Why Do Christians Keep Silent About Persecution, Part 2 -- Martin E. Marty

An early volley in the religious controversy over the Kosovar conflict was a well-timed conservative Protestant critique by Harold O

By Martin E. Marty|June 8, 1999

An early volley in the religious controversy over the Kosovar conflict was a well-timed conservative Protestant critique by Harold O. J. Brown in the RELIGION AND SOCIETY REPORT newsletter whence we took our sighting yesterday and which we continue to note today. Brown faulted "us" Western Christians in government, the media, and the churches for "aggression" against Serbia, for driving a wedge between the West and Eastern Orthodoxy, and for the failure (by Christians) to come to the side of their own when they are attacked. Brown charged that powerful forces in the Christian West have no passion for "the uninteresting poor" and suffering. By that he means those who, if we support them, cannot benefit our causes or ambition.

The Brown piece is worth revisiting for the purposes of citing and examining the familiar case he represents. Jews come to Jews' aid in warfare, he says. Muslims (usually, he cited exceptions) come to Muslims' aid or at least don't side against their fellows. But Christians? One accusation he made would represent good public relations: Muslims, such as the Kosovar victims of ethnic cleansing, are often the "interesting poor" to government, media, and churches.
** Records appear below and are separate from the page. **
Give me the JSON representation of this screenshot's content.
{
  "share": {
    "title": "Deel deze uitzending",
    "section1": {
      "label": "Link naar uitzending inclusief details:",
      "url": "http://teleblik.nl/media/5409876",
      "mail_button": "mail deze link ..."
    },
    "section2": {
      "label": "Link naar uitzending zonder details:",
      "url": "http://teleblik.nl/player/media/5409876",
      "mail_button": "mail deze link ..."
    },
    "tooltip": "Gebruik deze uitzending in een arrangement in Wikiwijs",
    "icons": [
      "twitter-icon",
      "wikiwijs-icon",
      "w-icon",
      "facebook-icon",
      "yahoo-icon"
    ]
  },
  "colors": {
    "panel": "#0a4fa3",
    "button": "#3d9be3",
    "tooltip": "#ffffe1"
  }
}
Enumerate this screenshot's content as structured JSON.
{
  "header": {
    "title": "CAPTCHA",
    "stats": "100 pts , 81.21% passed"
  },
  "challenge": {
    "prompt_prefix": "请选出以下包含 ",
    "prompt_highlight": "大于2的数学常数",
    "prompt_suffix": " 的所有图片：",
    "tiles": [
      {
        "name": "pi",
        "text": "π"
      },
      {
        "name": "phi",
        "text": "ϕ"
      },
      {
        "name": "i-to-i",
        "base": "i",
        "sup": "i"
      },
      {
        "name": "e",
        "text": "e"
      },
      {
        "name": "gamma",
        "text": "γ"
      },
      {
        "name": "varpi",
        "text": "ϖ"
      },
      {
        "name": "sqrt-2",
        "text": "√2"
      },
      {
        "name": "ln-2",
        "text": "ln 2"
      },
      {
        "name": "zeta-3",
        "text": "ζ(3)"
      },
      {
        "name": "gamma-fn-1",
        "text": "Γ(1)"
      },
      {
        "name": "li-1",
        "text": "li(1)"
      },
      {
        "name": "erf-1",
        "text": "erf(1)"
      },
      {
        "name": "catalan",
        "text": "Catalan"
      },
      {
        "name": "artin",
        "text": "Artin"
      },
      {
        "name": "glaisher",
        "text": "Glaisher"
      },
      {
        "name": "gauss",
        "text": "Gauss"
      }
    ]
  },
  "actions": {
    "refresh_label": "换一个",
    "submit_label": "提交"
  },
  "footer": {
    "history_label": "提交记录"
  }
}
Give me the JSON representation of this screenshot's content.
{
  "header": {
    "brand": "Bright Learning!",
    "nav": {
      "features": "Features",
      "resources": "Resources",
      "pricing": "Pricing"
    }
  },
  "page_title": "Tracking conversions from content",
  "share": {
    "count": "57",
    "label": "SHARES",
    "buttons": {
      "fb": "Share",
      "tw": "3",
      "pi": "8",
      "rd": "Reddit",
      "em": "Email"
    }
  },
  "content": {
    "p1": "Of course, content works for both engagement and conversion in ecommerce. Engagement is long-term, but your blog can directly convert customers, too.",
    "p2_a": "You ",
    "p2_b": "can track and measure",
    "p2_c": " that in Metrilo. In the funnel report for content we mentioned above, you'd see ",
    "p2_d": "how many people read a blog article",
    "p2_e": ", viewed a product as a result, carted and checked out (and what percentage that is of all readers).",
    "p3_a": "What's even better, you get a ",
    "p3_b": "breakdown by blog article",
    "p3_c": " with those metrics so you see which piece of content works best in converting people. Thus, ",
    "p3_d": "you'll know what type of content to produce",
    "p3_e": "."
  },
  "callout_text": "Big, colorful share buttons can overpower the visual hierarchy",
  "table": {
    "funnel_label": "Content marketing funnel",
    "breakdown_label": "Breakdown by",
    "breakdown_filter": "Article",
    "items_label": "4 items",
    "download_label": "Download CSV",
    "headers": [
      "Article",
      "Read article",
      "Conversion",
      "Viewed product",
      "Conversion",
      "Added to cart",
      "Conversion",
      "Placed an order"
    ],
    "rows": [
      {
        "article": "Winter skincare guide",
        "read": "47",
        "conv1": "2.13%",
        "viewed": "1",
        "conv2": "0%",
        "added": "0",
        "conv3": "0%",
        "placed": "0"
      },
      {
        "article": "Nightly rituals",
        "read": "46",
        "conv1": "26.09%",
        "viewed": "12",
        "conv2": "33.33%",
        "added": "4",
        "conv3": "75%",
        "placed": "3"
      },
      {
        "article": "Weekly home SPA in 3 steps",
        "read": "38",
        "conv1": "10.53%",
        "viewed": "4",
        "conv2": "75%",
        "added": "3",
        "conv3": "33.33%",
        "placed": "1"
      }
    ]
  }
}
This would counter charges by many American Muslims who claim to be victims of prejudice and global Muslims who see the West and its historic faiths as oppressors.

Looking at the rest of Brown's case, we read that "we are selectively outraged, selectively, prudentially, and perhaps culpably silent," "guiltily silent," "apologetic and self-condemning," "Christians refuse to see the logs in others' eyes, being paralyzed if they see a mote in their own"; "we" have "selective self-reproach," are fearful of charges of "racism, Eurocentrism, and imperialism"; we "tend to ignore or gloss over aggressions against Christians elsewhere"; "ashamed of being in some vague, historical sense Christians," "embarrassed and exculpatory when other Christians are victimized," "not wishing to be chauvinistic or exclusivistic"; thus "perhaps [showing] a perverse sort of superiority complex, as though Christians or Caucasians were the only human beings capable of actual moral delinquency"; offering little sympathy for the eleven million Germans who became refugees after World War II.

Is there something to be rescued from Brown's case statement, especially if we disagree, as I do, with most of it? The one glimmer: there often is self-criticism by the West--perhaps to atone for a century of Christian chauvinism--that its virtues and achievements don't show. Don't trust a nation or a cause that is a victim of self-hate. How to affirm one's cause and deal fairly with the other, the enemy, the different one--that is the challenge for the new millennium.